Praetorian’s Dooling said the 20 Critical Security Controls, published by the Center for Internet Security, are often cited as a good starting point for protecting personal information and data security. The nonprofit’s list includes a wide range of security activities, from culling old user accounts to conducting vulnerability assessments and beefing up malware defenses.
The state and EU laws provide something of a baseline for businesses operating in covered jurisdictions. Still, workers and their employers will likely continue to turn to courts to sort out what’s reasonable. They’ll also need judges to decide what kinds of hacks justify a lawsuit.
“Just because there was a breach doesn’t mean the information was accessed or actually used by criminals,” Berglund told Bloomberg Law. “The courts are continuing to kick around the question of what’s the appropriate standard for considering injury.”

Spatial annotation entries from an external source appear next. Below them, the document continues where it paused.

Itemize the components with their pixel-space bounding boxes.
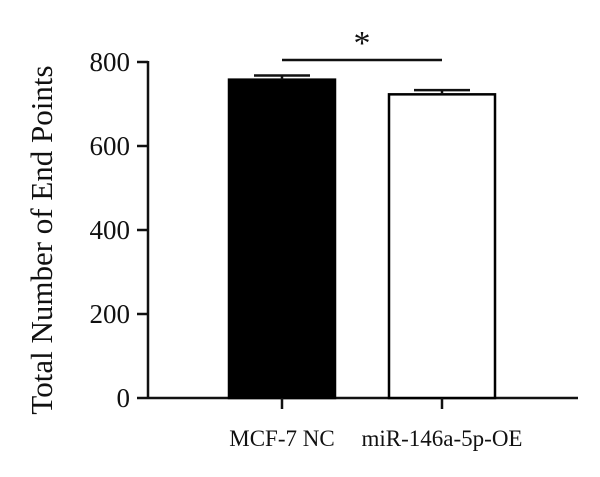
y-tick-label: 800 [90, 47, 131, 77]
bars [227, 78, 497, 409]
axes [146, 61, 578, 400]
x-category-label: miR-146a-5p-OE [362, 426, 523, 451]
significance: * [282, 25, 442, 62]
x-categories: MCF-7 NC miR-146a-5p-OE [229, 426, 522, 451]
significance-label: * [354, 25, 371, 62]
y-tick-label: 400 [90, 215, 131, 245]
y-axis-label-group: Total Number of End Points [24, 65, 59, 414]
error-bars [254, 74, 470, 95]
y-axis-label: Total Number of End Points [24, 65, 59, 414]
bar [387, 93, 497, 400]
y-tick-label: 0 [117, 383, 131, 413]
y-tick-label: 200 [90, 299, 131, 329]
x-category-label: MCF-7 NC [229, 426, 334, 451]
y-tick-label: 600 [90, 131, 131, 161]
bar [227, 78, 337, 400]
y-ticks: 0 200 400 600 800 [90, 47, 148, 413]
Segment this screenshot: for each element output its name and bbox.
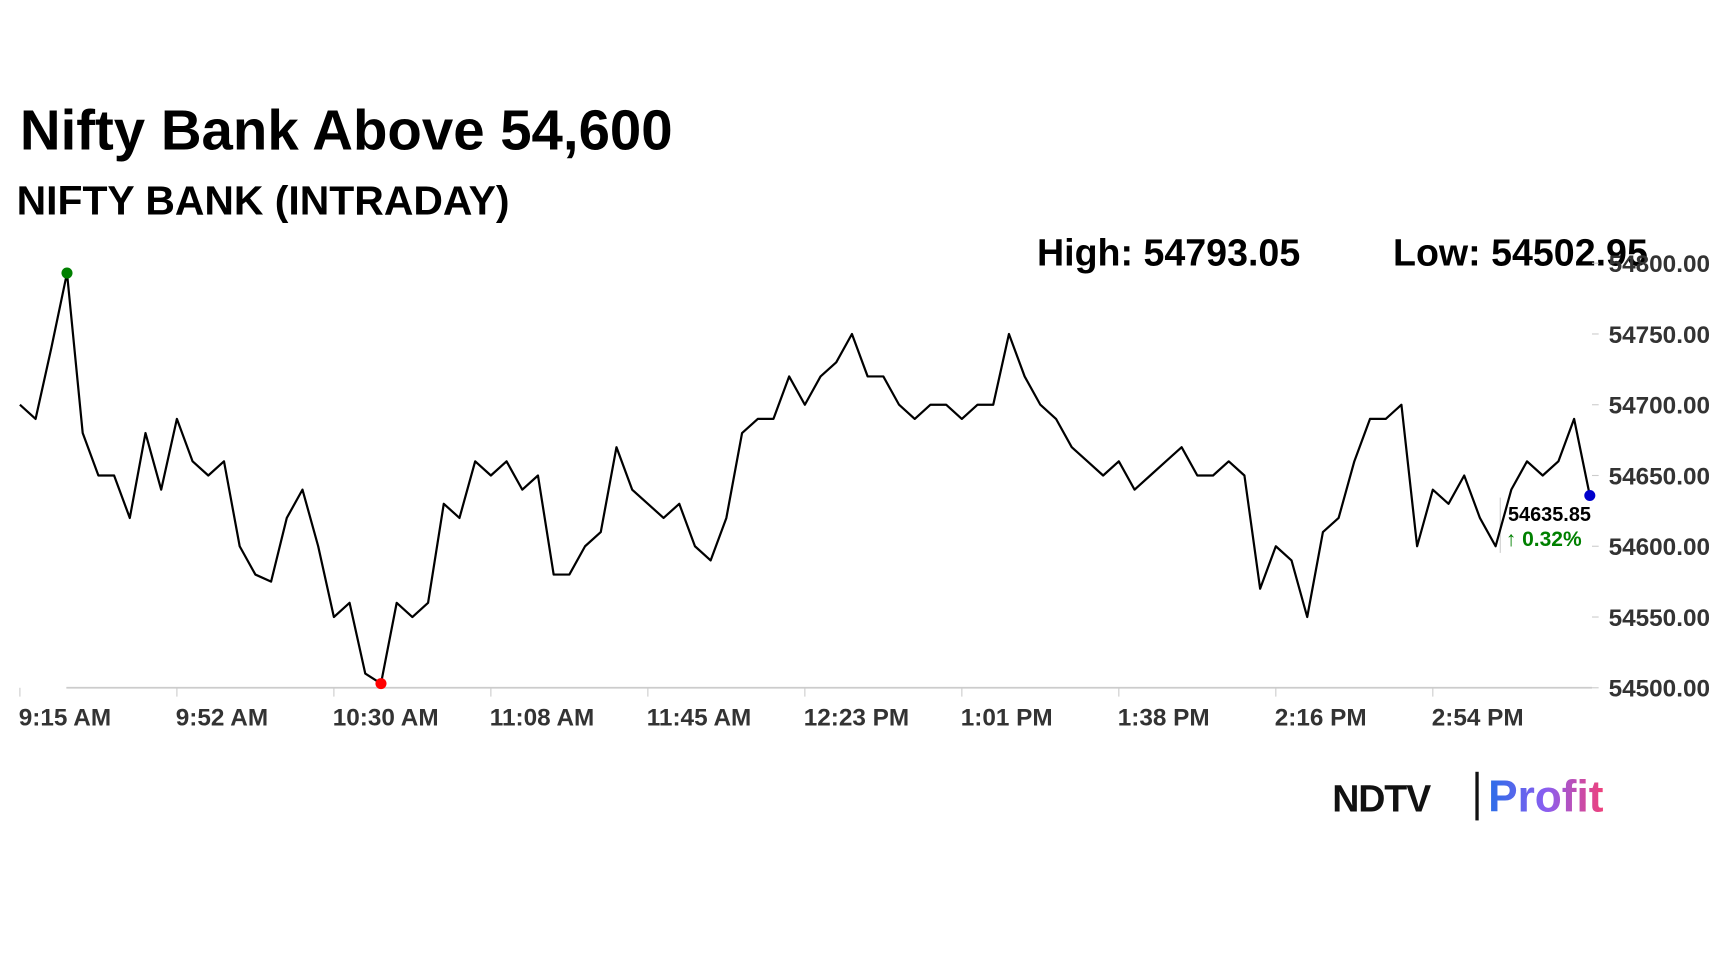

Although there was no evidence that cybercriminals used the information they stole from TransPerfect, the court said the specter of identity theft was enough to support the lawsuit. Workers whose information has been pilfered don’t need to “wait for their identities to be stolen before seeking legal recourse,” Schofield said.
But Schofield also noted that cyberthieves had actually sought out the information they stole from TransPerfect.
In Enslin’s case, it’s still not clear whether anyone accessed the personal information stored on the stolen laptops. Still, Enslin’s lawyer says he had to weather the storm of having his information up for grabs, spent hours trying to undo the damage, and still doesn’t know whether anyone is out there trying to steal his identity again. That’s why it makes sense, Haviland says, for Coca-Cola to be legally responsible.
“You’re never going to know who the hacker is,” Haviland said. “So you go after the company that should have some responsibility to prevent the hack.”